CAPÍTULO VI - A REBELIÃO

2.4K 156 36
                                    

Cerca de trinta pessoas ligaram-se ao barbeiro, redigiram e levaram uma representação à Câmara.

A Câmara recusou aceitá-la, declarando que a Casa Verde era uma instituição pública, e que a ciência não podia ser emendada por votação administrativa, menos ainda por movimentos de rua.

— Voltai ao trabalho, concluiu o presidente, é o conselho que vos damos.

A irritação dos agitadores foi enorme. O barbeiro declarou que iam dali levantar a bandeira da rebelião e destruir a Casa Verde; que Itaguaí não podia continuar a servir de cadáver aos estudos e experiências de um déspota; que muitas pessoas estimáveis e algumas distintas, outras humildes mas dignas de apreço, jaziam nos cubículos da Casa Verde; que o despotismo científico do alienista complicava-se do espírito de ganância, visto que os loucos ou supostos tais não eram tratados de graça: as famílias e em falta delas a Câmara pagavam ao alienista...

— É falso! interrompeu o presidente.

— Falso?

— Há cerca de duas semanas recebemos um ofício do ilustre médico em que nos declara que, tratando de fazer experiências de alto valor psicológico, desiste do estipêndio votado pela Câmara, bem como nada receberá das famílias dos enfermos.

A notícia deste ato tão nobre, tão puro, suspendeu um pouco a alma dos rebeldes. Seguramente o alienista podia estar em erro, mas nenhum interesse alheio à ciência o instigava; e para demonstrar o erro, era preciso alguma coisa mais do que arruaças e clamores. Isto disse o presidente, com aplauso de toda a Câmara.

O barbeiro, depois de alguns instantes de concentração, declarou que estava investido de um mandato público e não restituiria a paz a Itaguaí antes de ver por terra a Casa Verde— "essa Bastilha da razão humana"— expressão que ouvira a um poeta local e que ele repetiu com muita ênfase. Disse, e, a um sinal, todos saíram com ele.

Imagine-se a situação dos vereadores; urgia obstar ao ajuntamento, à rebelião, à luta, ao sangue. Para acrescentar ao mal um dos vereadores que apoiara o presidente ouvindo agora a denominação dada pelo barbeiro à Casa Verde— "Bastilha da razão humana"— achou-a tão elegante que mudou de parecer. Disse que entendia de bom aviso decretar alguma medida que reduzisse a Casa Verde; e porque o presidente, indignado, manifestasse em termos enérgicos o seu pasmo, o vereador fez esta reflexão:

— Nada tenho que ver com a ciência; mas, se tantos homens em quem supomos são reclusos por dementes, quem nos afirma que o alienado não é o alienista?

Sebastião Freitas, o vereador dissidente, tinha o dom da palavra e falou ainda por algum tempo, com prudência mas com firmeza. Os colegas estavam atônitos; o presidente pediu-lhe que, ao menos, desse o exemplo da ordem e do respeito à lei, não aventasse as suas idéias na rua para não dar corpo e alma à rebelião, que era por ora um turbilhão de átomos dispersos. Esta figura corrigiu um pouco o efeito da outra: Sebastião Freitas prometeu suspender qualquer ação, reservando-se o direito de pedir pelos meios legais a redução da Casa Verde. E repetia consigo namorado:— Bastilha da razão humana!

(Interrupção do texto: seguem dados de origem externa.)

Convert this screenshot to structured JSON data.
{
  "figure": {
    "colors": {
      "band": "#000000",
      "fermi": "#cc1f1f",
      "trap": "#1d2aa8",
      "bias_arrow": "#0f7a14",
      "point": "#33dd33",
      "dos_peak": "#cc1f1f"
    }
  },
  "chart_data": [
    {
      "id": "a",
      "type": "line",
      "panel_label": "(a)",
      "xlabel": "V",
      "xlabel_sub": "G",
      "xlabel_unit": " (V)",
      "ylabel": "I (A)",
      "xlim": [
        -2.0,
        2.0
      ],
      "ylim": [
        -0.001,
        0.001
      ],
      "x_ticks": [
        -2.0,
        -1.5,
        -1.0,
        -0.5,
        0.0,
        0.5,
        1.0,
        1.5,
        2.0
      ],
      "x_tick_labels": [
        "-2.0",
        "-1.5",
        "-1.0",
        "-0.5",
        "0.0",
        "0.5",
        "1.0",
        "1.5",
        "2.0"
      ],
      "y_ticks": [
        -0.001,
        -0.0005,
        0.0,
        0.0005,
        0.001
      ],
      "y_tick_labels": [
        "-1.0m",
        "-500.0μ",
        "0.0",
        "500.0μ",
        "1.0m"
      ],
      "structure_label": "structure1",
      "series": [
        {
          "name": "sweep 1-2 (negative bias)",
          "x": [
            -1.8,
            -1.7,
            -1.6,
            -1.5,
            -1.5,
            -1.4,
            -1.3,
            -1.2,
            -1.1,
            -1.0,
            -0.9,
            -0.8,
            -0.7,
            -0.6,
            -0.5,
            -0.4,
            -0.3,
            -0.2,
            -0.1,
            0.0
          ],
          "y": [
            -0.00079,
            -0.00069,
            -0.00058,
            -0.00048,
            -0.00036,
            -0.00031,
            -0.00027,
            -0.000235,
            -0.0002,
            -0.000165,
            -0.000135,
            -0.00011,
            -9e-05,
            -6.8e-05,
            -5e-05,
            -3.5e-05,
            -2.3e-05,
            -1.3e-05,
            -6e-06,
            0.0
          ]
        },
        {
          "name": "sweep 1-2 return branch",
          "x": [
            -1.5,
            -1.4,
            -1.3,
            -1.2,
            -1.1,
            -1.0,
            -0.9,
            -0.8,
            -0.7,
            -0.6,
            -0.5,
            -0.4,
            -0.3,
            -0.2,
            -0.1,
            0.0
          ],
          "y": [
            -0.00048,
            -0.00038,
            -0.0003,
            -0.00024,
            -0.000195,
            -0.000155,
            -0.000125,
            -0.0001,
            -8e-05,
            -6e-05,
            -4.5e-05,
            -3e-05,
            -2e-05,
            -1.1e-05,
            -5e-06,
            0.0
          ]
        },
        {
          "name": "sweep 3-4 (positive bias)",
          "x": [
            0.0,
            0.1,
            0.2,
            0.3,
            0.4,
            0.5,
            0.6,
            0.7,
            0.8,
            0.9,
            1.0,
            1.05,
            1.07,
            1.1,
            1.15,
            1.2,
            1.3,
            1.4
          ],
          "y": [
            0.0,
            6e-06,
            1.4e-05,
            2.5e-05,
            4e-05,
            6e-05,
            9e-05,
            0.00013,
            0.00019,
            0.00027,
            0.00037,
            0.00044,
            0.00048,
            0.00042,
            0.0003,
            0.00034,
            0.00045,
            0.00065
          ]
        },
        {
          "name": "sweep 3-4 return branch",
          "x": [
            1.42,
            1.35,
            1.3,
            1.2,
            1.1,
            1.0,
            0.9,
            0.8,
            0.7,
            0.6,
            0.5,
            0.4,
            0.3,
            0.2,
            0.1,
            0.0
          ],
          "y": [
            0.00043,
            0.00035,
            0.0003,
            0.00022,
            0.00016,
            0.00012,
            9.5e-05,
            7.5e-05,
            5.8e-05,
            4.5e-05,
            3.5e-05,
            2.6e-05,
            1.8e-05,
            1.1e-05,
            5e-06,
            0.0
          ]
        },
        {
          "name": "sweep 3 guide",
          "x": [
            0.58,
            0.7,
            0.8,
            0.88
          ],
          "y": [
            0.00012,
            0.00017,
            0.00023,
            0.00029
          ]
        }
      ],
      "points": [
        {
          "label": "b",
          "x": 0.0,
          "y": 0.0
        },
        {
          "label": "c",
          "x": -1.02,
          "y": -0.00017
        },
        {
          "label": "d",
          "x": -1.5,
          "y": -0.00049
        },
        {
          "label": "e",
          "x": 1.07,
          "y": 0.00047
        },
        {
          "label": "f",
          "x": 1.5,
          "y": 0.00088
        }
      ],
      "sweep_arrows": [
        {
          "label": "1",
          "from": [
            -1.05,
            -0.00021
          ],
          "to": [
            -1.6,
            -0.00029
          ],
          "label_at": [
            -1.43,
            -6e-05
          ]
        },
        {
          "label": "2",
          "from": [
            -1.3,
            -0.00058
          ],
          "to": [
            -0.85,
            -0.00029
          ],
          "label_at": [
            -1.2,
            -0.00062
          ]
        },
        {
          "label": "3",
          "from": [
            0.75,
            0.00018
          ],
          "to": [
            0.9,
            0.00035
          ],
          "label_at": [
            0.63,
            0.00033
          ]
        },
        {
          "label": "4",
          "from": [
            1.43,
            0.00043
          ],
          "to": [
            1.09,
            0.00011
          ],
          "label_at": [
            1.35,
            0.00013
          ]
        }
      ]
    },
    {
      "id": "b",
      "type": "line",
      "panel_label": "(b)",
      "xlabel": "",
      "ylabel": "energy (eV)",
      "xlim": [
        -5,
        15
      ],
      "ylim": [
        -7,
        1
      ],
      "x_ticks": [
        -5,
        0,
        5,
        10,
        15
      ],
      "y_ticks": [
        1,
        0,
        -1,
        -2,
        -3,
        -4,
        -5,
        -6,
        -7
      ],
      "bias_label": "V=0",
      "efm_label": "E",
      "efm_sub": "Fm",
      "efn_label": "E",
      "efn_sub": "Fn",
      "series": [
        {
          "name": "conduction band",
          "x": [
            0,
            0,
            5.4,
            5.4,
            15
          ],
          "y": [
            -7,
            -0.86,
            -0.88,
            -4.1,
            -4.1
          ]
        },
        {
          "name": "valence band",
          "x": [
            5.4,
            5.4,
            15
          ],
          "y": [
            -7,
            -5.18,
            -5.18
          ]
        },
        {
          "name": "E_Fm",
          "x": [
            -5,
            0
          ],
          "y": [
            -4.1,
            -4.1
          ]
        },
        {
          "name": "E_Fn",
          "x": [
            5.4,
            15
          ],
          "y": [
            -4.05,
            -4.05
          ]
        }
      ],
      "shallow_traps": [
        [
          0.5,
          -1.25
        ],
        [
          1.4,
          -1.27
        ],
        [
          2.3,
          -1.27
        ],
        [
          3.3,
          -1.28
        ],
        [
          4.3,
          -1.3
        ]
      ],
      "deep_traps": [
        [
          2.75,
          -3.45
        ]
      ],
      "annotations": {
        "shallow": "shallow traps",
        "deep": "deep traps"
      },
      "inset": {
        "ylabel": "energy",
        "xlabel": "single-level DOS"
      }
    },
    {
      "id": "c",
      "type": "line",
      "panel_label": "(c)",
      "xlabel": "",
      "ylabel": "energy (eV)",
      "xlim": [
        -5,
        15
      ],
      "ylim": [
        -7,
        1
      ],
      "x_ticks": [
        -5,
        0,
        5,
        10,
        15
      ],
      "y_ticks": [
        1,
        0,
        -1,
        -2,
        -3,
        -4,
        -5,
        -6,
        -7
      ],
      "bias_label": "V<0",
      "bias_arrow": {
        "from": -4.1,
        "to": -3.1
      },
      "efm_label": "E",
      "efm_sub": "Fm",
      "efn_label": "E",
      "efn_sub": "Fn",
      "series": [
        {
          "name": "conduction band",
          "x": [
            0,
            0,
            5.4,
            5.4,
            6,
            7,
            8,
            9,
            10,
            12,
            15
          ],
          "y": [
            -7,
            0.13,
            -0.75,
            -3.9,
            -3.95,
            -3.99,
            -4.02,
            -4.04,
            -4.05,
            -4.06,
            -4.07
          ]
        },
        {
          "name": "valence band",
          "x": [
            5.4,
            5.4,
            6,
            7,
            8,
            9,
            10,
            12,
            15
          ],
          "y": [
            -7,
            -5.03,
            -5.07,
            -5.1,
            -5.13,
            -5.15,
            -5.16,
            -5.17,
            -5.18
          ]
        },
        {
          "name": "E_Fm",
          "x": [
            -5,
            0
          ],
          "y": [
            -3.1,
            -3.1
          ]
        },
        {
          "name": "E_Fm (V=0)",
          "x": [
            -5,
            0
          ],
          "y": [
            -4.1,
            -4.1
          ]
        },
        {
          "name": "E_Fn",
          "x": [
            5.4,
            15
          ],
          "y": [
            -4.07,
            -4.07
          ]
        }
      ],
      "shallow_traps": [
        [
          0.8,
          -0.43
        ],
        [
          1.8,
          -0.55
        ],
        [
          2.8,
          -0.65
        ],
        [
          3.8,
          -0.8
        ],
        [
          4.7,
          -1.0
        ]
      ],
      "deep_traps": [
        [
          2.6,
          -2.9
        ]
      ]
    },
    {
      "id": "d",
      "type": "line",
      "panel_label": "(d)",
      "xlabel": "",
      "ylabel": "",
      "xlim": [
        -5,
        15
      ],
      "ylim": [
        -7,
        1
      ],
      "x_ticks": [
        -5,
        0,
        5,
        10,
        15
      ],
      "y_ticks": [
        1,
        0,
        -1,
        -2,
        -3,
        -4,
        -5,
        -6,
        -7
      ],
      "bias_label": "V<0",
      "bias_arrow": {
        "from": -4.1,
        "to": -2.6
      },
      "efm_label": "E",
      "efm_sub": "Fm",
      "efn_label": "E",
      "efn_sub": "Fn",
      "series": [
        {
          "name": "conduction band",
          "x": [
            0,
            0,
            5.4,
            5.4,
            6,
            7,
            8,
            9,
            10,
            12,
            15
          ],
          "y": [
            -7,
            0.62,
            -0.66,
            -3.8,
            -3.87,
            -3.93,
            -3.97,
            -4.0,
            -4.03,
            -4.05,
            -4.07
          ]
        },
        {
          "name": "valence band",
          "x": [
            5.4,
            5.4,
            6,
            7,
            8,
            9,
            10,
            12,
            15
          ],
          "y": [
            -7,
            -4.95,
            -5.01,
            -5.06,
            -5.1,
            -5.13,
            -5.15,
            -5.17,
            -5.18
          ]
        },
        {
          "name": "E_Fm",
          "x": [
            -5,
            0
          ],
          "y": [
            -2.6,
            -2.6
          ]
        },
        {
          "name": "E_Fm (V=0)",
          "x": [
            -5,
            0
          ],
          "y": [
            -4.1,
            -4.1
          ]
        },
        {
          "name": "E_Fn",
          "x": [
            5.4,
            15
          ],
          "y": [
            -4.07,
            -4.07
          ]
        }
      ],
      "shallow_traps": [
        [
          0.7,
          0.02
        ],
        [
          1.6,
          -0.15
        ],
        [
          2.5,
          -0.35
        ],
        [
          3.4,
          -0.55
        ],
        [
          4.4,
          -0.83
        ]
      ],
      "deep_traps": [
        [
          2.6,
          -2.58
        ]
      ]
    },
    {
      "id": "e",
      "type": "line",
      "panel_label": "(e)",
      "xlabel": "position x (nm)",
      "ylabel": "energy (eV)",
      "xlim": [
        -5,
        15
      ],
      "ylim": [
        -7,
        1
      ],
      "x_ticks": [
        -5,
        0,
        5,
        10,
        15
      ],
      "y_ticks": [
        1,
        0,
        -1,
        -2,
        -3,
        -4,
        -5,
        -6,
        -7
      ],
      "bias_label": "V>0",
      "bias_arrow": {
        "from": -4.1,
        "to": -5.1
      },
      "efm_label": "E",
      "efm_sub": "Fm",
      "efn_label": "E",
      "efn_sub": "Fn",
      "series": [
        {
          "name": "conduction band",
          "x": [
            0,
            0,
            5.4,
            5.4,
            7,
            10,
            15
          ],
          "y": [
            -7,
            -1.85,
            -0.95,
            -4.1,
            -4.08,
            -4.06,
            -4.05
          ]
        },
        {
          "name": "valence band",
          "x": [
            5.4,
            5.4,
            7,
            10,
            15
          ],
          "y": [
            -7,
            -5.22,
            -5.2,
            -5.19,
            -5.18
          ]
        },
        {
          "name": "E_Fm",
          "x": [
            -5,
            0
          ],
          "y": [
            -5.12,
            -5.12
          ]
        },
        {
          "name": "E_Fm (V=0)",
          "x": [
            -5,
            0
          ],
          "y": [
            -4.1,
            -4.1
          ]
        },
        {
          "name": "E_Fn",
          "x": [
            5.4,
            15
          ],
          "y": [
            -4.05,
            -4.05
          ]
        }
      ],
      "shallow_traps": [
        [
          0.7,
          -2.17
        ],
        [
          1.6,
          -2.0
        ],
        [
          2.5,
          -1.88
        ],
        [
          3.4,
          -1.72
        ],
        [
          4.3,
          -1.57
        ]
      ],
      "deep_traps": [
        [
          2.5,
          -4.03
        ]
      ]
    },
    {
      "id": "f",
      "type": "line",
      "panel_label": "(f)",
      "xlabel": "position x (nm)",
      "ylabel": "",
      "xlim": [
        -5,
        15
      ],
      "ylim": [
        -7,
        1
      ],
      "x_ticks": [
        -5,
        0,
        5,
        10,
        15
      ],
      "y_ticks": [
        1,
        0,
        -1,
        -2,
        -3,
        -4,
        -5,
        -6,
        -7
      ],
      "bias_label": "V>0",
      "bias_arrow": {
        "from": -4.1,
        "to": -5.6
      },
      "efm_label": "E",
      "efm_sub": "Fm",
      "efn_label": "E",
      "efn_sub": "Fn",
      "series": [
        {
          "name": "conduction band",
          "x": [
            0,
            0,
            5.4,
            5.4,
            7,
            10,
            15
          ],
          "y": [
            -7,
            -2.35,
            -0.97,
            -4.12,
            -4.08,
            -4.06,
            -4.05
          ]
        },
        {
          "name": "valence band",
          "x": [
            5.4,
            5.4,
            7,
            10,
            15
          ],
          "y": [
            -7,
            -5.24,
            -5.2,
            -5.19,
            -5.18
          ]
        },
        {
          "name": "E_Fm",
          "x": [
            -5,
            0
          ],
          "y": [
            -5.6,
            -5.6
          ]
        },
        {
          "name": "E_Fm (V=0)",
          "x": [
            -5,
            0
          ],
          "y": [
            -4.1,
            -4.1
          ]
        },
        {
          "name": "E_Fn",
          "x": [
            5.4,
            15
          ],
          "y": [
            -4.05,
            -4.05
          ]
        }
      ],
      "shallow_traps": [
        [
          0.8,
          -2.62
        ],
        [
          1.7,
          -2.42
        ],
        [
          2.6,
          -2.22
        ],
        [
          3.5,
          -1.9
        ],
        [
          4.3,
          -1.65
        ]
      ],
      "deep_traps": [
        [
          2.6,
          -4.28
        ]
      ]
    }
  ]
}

Entretanto a arruaça crescia. Já não eram trinta mas trezentas pessoas que acompanhavam o barbeiro, cuja alcunha familiar deve ser mencionada, porque ela deu o nome à revolta; chamavam-lhe o Canjica— e o movimento ficou célebre com o nome de revolta dos Canjicas. A ação podia ser restrita— visto que muita gente, ou por medo, ou por hábitos de educação, não descia à rua; mas o sentimento era unânime, ou quase unânime, e os trezentos que caminhavam para a Casa Verde, — dada a diferença de Paris a Itaguaí, — podiam ser comparados aos que tomaram a Bastilha.

D. Evarista teve noticia da rebelião antes que ela chegasse; veio dar-lha uma de suas crias. Ela provava nessa ocasião um vestido de seda, — um dos trinta e sete que trouxera do Rio de Janeiro, — e não quis crer.